NASA SBIR 2004 Solicitation


SUBTOPIC TITLE:Revolutionary Flight Concepts
PROPOSAL TITLE:Distributed Flight Controls for UAVs

SMALL BUSINESS CONCERN (Firm Name, Mail Address, City/State/Zip, Phone)
Continuum Dynamics, Inc.
34 Lexington Avenue
Ewing ,NJ 08618 - 2302
(609) 538 - 0444

PRINCIPAL INVESTIGATOR/PROJECT MANAGER (Name, E-mail, Mail Address, City/State/Zip, Phone)
Robert  M McKillip, Jr.
34 Lexington Avenue
Ewing, NJ  08618 -2302
(609) 538 - 0444

TECHNICAL ABSTRACT (Limit 2000 characters, approximately 200 words)
Two novel flight control actuation concepts for UAV applications are proposed for prototype development, both of which incorporate shape memory alloy (SMA) wires as prime movers. These actuators promise considerable savings in weight, power, and volume over existing electomechanical and hydraulic systems. Incorporation of these actuators within lifting surface structure, or as trailing edge control devices, would greatly simplify the actuation systems of these aircraft, thereby permitting greater payload fraction, increased range, enhanced robustness, and/or smaller vehicle size, and thus reduce both operational and fixed system costs. Choice between the two actuation concepts for a particular installation represents a tradeoff in actuation system bandwidth and power availability, and thus the same vehicle may include both systems depending upon the particular functional requirements. These actuators represent a derivative technology from a previous Army SBIR Phase I/II effort directed at providing in-flight helicopter blade tracking using actively controlled trailing edge tabs, and thus have been designed to have low mass and low power requirements from their inception. Since they lack any physical hinge joints, they may be embedded directly within aircraft lifting surfaces, eliminating interference drag associated with control deflection.

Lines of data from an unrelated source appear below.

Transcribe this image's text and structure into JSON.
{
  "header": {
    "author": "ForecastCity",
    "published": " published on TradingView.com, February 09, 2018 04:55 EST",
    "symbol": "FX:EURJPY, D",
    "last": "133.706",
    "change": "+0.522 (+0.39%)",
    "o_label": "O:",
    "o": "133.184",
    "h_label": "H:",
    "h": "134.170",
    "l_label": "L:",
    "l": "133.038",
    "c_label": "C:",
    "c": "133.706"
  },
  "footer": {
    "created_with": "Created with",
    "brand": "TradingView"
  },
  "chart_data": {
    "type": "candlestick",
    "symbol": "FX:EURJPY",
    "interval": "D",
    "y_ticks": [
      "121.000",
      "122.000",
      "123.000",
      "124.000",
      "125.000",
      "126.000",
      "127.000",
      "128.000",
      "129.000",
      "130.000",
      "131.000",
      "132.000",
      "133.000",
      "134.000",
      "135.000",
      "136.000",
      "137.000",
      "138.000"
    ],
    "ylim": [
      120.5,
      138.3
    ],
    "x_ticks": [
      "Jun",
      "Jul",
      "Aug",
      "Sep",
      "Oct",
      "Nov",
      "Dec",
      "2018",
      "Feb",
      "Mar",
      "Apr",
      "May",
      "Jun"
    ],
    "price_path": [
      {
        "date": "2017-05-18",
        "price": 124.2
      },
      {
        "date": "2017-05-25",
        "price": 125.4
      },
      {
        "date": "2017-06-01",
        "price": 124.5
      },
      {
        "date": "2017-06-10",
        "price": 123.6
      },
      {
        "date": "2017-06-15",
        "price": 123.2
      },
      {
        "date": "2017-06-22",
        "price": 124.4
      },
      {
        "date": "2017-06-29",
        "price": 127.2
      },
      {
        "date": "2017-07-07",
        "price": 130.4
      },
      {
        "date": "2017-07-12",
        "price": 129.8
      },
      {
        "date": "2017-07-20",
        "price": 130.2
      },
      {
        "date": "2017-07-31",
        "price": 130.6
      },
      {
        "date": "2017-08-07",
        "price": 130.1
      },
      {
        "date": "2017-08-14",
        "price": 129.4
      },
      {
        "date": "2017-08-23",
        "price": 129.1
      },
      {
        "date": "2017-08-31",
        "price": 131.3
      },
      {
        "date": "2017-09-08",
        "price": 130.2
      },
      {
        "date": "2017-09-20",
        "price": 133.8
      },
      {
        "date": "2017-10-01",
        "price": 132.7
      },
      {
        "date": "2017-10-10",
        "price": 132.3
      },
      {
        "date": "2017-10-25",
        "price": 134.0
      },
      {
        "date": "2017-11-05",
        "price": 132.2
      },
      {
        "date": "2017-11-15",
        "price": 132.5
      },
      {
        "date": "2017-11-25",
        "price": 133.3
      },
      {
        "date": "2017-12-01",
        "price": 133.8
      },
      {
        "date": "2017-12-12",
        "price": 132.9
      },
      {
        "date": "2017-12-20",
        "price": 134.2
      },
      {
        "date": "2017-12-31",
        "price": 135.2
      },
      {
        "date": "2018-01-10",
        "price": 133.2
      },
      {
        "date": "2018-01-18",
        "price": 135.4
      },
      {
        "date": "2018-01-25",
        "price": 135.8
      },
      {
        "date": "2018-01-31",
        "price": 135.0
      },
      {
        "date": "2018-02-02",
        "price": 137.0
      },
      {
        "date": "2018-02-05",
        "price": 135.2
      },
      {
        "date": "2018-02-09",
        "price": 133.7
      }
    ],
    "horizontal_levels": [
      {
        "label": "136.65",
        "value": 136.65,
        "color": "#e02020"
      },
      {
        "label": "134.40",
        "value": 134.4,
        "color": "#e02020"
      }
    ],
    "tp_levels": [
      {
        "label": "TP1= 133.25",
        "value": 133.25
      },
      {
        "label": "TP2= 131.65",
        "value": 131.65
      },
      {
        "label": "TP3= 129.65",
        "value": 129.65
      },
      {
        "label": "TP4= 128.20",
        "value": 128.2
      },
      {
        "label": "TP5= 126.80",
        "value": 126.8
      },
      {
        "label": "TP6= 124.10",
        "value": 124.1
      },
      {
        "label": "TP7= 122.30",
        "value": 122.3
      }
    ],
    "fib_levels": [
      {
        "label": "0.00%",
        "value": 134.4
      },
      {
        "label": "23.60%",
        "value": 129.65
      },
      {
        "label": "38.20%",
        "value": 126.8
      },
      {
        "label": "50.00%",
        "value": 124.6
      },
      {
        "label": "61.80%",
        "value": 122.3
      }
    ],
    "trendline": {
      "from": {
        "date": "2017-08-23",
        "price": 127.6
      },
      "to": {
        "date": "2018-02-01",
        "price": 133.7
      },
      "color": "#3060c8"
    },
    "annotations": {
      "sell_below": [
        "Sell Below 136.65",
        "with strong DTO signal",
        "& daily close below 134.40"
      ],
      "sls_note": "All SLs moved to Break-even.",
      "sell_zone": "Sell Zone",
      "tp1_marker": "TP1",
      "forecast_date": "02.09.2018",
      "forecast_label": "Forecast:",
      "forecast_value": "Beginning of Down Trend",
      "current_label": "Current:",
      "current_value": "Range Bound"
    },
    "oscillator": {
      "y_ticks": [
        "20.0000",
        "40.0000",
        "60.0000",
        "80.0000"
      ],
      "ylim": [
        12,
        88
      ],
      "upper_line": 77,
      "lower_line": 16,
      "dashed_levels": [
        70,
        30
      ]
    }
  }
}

POTENTIAL NASA COMMERCIAL APPLICATIONS (Limit 1500 characters, approximately 150 words)
NASA has a need for advanced control actuation and systems to support long endurance high-altitude UAV applications. This technology would help mitigate known issues with reduced aeroelastic stability of such high altitude platforms, as well as provide vehicle robustness (load alleviation) to atmospheric gusts. Its all-electric actuation and lack of moving parts (i.e., no discrete hinges) enhances the actuator's capability to support longer duration UAV missions planned by NASA for the future.

POTENTIAL NON-NASA COMMERCIAL APPLICATIONS (Limit 1500 characters, approximately 150 words)
The actuators developed here could support DoD applications and commercial aircraft uses for UAV flight control and ancillary functions such as deploying flaps, landing gear and doors that house optics or weapons. They have a minimum number of moving parts, are extremely lightweight for the actuation stroke and force they provide, and utilize modest electrical power. In one configuration, electric power is only required to switch the actuator between discrete positions, making this actuator ideally suited for flap deployment and/or trim tab applications. These devices may also be used as auxiliary trim systems and flight control units for manned aircraft.